Growing evidence indicates that exposure to high levels of nitrite for a prolonged time has adverse health effects. Although gut microbiota is responsible for the transformation of nitrite in the gut, the evidence concerning whether gut microbiota mediates the toxicity of nitrite is still lacking. The present study addressed the long-term effects of dietary nitrite on male C57BL/6 mice and employed fecal microbiota transplantation (FMT) to reveal whether gut microbiota mediated the effects of nitrite. Furthermore, the effect of azoxymethane (AOM) on gut microbiota was detected for mice drinking normal or nitrite-containing water. High nitrite had toxic effects on C57BL/6 mice. Meanwhile, high nitrite induced skin lesions in mice, accompanied with increased serum ALT, colon IL-6, TNF-α, and MDA levels, together with decreased serum Cr, colon sIgA, and T-AOC levels. After fecal microbiota was transplanted into the normal mice, the nitrite-regulated gut microbiota could also induce skin lesions, coupled with reduced serum Cr, and increased colon MDA. The high dose of nitrite caused the upregulations of Alistipes, Prevotella, and Ruminococcus, which could be transplanted into normal mice through FMT. Inversely, gut microbiota from normal mice reduced the effects of nitrite on serum ALT and Cr, together with colon sIgA and MDA. Gut microbiota from normal mice could also upregulate metabolic genes and downregulate stress genes in the nitrite-treated mice. It might due to the upregulation of Akkermansia and Parabacteroides caused by FMT from normal water-treated mice to nitrite-treated mice. In addition, AOM exhibited to be more toxic to the colon in the nitrite-treated mice in comparison with normal water-treated mice, and it might be due to the expression of Hspa1a and Hspa1b in the colon.
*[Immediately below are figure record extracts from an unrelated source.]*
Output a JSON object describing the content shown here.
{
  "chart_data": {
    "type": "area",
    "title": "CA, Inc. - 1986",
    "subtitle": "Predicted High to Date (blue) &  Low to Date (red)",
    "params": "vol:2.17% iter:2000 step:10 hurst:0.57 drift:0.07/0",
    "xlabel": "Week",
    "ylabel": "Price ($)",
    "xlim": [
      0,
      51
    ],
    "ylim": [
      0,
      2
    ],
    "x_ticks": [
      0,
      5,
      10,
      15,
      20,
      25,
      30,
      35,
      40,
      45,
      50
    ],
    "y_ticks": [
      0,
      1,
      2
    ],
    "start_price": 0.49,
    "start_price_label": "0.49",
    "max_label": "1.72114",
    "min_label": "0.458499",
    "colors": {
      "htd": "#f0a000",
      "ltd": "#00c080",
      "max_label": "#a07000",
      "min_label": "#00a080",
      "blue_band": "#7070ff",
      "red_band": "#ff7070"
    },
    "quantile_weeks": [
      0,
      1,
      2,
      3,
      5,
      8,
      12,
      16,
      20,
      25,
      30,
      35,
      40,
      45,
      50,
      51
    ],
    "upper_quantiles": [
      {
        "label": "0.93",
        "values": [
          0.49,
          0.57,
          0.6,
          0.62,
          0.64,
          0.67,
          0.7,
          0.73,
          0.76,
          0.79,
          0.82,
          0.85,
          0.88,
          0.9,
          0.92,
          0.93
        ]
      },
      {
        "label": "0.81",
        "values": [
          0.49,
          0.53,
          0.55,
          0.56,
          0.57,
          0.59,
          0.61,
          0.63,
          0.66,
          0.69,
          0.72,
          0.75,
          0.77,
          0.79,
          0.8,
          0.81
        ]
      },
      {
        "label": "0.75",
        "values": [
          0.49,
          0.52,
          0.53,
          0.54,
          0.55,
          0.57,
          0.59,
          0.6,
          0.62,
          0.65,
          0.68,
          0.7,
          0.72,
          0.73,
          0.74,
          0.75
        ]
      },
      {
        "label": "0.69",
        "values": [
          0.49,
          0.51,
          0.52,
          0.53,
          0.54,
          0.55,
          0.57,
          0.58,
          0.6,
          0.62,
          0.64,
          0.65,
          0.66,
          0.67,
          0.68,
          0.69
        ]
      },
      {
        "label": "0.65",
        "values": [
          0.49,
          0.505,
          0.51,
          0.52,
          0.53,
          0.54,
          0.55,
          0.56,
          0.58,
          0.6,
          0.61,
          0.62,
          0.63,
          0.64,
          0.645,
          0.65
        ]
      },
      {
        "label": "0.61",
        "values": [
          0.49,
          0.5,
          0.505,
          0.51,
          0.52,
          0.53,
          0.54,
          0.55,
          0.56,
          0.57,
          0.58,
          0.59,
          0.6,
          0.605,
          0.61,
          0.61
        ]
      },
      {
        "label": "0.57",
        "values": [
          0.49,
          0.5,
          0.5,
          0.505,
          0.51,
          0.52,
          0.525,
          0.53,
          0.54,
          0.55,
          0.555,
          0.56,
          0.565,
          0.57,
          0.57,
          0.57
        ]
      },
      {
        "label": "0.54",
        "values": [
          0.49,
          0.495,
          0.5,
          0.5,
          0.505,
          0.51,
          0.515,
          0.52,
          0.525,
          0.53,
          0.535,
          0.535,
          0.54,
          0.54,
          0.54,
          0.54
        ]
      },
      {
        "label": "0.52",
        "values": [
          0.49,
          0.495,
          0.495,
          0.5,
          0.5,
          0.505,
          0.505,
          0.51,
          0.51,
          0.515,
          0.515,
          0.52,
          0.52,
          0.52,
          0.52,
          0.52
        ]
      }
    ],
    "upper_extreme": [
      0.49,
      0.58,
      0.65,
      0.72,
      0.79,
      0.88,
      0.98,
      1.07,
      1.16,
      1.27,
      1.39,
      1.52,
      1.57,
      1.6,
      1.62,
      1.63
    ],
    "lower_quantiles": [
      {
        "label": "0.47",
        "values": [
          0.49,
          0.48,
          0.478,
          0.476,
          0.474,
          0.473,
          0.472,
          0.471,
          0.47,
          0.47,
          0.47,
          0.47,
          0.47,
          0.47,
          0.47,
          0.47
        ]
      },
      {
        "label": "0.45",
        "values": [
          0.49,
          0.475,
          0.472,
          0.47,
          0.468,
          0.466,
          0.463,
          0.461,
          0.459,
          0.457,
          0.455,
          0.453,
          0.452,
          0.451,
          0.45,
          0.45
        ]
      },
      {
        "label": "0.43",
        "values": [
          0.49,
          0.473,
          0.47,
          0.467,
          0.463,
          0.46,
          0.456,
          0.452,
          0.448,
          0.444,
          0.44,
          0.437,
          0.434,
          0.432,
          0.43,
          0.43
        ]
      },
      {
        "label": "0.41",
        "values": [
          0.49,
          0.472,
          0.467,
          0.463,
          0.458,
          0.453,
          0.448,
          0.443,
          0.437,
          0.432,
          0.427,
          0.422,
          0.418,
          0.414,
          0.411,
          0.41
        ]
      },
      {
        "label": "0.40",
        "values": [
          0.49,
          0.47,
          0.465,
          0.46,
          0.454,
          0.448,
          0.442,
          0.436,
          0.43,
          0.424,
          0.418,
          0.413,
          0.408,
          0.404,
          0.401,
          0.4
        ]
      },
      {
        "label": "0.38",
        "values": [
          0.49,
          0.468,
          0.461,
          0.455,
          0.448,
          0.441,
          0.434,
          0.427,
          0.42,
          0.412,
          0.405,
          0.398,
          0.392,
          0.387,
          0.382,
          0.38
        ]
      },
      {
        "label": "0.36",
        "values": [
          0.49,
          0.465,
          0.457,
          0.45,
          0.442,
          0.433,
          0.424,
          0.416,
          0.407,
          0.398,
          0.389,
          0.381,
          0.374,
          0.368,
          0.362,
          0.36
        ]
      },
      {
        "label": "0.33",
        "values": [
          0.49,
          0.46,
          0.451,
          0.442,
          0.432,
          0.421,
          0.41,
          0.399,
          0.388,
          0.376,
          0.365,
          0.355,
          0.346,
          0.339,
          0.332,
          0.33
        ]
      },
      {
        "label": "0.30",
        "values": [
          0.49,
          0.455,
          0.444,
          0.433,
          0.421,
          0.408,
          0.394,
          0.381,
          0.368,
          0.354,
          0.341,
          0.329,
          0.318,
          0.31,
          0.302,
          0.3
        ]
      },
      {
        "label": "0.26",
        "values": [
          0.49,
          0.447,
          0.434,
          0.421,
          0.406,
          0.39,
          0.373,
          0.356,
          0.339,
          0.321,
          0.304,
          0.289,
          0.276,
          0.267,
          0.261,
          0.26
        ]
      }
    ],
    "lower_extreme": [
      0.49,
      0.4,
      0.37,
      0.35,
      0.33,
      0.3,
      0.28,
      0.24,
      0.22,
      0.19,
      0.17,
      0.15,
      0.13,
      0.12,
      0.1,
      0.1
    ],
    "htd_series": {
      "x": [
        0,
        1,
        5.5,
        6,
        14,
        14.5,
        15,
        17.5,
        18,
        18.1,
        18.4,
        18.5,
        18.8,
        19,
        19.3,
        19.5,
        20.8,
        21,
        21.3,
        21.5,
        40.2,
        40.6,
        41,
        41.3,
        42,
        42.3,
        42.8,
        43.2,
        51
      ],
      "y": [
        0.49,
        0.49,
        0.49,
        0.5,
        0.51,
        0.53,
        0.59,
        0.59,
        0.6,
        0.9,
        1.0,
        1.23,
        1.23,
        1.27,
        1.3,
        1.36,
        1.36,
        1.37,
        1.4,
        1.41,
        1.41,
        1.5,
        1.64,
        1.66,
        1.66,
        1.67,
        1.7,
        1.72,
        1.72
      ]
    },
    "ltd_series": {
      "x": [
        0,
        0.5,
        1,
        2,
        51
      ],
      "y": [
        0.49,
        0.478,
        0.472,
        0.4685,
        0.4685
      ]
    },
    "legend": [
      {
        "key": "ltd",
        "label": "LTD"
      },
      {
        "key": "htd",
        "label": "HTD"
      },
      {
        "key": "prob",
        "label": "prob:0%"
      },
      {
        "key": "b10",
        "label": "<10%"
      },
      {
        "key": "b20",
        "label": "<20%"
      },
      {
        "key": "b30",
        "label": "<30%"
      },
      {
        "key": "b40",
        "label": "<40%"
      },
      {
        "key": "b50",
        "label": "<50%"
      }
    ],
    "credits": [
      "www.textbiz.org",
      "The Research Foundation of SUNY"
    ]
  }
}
Interestingly, gut microbiota was more influenced by AOM in the normal water-treated mice than the nitrite-treated mice. Overall, these data demonstrated that gut microbiota mediated the toxicity of a high concentration of dietary nitrite. [Display omitted] •Long term of nitrite (0.3 g/L NaNO2 in drinking water) caused toxicity on C57BL/6 mice.•The toxicity of nitrite could be alleviated by the transplantation of fecal microbiota from normal C57BL/6 mice.•The gut microbiota regulated by nitrite could induced the toxicity as the nitrite in C57BL/6 mice.•Azoxymethane (AOM) exhibited to be more toxic to colon in the nitrite-treated mice than in the normal water-treated mice.